The government, which together with state-run funds KAD and SOD owns over 50% of NLB, had announced it would not take part in the recapitalisation.
Talks are ongoing with potential investors, including KBC, the European Bank for Reconstruction and Development (EBRD) and the International Financial Corporation, a member of the World Bank Group.
Due diligence is currently under way at NLB and should be completed within a week. Its results will then be presented to key owners and the management, after which further steps will be taken, Jašovič explained.
The names of the new supervisors appointed today were kept secret until the last moment, with the government having debated the list earlier today.

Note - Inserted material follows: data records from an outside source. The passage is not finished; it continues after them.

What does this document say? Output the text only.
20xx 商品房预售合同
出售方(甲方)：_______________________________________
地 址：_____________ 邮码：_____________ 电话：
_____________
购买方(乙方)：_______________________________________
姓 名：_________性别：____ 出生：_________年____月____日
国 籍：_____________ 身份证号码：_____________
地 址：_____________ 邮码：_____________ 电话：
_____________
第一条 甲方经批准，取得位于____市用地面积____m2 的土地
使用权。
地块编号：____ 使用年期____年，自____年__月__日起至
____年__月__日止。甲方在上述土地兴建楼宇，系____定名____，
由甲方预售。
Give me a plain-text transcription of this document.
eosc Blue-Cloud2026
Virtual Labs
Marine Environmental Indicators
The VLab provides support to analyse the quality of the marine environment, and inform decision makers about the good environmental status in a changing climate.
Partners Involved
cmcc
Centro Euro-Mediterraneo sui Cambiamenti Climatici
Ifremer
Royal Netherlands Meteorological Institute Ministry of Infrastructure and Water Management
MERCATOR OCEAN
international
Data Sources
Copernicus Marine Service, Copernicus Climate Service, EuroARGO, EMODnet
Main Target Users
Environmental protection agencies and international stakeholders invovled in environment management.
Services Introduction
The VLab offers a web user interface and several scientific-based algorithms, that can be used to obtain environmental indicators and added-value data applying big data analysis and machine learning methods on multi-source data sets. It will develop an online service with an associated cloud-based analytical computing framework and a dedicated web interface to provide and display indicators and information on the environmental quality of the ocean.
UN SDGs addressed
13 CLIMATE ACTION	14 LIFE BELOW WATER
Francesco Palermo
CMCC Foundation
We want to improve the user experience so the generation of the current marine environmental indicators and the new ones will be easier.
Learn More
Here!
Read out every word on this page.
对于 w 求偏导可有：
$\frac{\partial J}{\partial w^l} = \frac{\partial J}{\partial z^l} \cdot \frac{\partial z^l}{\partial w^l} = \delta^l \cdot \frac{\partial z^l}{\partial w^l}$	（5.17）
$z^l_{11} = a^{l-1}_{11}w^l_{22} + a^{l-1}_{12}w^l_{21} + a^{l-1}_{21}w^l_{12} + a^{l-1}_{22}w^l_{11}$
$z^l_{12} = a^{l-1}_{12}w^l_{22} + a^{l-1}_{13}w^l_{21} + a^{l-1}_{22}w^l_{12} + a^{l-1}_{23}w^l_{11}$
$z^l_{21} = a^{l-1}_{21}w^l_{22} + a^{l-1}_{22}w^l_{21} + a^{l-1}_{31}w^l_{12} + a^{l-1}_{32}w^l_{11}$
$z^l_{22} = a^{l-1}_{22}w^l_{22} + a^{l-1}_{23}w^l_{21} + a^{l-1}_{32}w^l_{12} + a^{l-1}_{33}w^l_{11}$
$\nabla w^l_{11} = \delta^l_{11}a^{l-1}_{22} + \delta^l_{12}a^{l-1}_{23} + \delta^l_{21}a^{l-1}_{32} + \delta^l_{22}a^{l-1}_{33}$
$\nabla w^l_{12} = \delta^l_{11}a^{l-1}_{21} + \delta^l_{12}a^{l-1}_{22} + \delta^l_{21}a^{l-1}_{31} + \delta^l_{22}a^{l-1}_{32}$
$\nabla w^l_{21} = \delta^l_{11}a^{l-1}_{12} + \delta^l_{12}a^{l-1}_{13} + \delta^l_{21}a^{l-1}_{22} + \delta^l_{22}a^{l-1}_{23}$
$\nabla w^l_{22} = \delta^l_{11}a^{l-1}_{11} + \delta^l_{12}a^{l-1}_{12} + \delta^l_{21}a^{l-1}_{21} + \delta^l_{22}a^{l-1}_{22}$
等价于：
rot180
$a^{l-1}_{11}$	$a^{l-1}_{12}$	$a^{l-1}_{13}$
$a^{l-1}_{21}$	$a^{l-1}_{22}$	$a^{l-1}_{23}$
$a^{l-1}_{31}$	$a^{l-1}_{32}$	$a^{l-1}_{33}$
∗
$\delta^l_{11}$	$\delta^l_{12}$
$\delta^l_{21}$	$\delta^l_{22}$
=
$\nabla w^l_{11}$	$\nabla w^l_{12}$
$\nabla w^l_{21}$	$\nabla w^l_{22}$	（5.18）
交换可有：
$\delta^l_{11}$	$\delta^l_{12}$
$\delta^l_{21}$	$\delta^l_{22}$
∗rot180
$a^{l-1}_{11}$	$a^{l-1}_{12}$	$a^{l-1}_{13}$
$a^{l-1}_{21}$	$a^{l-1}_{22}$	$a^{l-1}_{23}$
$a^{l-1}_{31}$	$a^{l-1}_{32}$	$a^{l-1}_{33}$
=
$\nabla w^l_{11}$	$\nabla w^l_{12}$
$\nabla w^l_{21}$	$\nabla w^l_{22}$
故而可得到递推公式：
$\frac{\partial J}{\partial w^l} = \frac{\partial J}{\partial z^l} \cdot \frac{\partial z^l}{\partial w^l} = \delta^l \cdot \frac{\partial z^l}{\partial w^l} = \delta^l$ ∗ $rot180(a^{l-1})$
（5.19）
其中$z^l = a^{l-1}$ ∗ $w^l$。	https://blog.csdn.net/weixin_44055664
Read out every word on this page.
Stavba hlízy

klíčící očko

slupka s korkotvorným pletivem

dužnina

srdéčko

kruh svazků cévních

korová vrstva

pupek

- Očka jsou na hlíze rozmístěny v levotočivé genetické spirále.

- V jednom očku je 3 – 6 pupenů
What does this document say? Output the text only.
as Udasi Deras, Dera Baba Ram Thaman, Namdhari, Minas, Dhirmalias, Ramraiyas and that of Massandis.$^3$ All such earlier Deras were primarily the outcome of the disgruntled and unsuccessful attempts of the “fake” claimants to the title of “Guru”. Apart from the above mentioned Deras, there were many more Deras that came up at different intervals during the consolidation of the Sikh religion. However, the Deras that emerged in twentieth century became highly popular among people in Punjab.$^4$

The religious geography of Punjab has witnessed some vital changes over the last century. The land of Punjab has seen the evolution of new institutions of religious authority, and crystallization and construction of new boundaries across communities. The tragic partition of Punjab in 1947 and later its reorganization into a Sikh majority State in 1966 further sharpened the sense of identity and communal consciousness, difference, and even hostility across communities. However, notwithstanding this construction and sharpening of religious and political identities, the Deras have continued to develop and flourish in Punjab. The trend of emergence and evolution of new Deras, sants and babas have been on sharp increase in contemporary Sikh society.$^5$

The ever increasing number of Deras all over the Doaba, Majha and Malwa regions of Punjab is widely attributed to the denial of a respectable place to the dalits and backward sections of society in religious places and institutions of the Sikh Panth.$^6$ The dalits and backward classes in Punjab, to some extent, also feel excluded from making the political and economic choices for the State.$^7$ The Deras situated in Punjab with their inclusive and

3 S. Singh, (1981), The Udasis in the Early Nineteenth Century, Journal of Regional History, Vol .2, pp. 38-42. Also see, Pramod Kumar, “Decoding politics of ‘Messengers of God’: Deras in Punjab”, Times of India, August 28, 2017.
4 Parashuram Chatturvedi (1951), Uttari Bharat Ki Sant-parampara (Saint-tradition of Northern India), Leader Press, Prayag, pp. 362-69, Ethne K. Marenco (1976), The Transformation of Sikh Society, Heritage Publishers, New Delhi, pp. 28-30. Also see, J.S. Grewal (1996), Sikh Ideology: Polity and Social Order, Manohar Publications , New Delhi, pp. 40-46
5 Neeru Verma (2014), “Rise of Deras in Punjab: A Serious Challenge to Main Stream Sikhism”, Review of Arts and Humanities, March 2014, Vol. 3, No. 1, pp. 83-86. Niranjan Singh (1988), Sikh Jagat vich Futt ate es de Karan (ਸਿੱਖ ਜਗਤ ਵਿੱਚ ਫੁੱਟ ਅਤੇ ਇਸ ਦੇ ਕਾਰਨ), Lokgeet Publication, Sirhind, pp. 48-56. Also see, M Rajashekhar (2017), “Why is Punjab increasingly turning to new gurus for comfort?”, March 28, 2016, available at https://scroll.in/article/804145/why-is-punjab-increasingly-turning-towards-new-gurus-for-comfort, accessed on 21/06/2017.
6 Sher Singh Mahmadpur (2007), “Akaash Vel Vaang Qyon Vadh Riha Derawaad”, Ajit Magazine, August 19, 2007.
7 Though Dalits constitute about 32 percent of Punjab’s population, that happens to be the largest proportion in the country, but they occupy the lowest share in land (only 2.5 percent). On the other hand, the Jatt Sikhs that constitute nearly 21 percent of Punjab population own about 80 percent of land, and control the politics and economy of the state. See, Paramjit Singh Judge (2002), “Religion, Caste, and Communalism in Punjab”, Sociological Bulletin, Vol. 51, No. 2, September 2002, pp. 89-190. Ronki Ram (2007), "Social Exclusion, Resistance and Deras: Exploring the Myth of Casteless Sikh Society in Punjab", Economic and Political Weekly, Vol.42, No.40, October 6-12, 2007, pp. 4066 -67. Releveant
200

The new supervisors were confirmed by KBC and smaller shareholders, while the Capital Assets Management Agency (AUKN), which represented the government, abstained from the vote following a dispute with the government over its mandate.
AUKN board member Marko Golob said today it was "unusual" that AUKN received valid voting instructions from the government only after the shareholders' meeting had already started. This forced AUKN to abstain from voting on certain decisions, Golob said.
The shareholders also refused to approve a discharge of liability to the bank's management, which consists of Jašovič, David Benedek, Marko Jazbec and Robert Kleindienst as well as Claude Deroos and Guy Snoeks from KBC.
Jašovič tendered his resignation in December last year after opposition from the state to a planned sale of the bank's stake in retailer Mercator.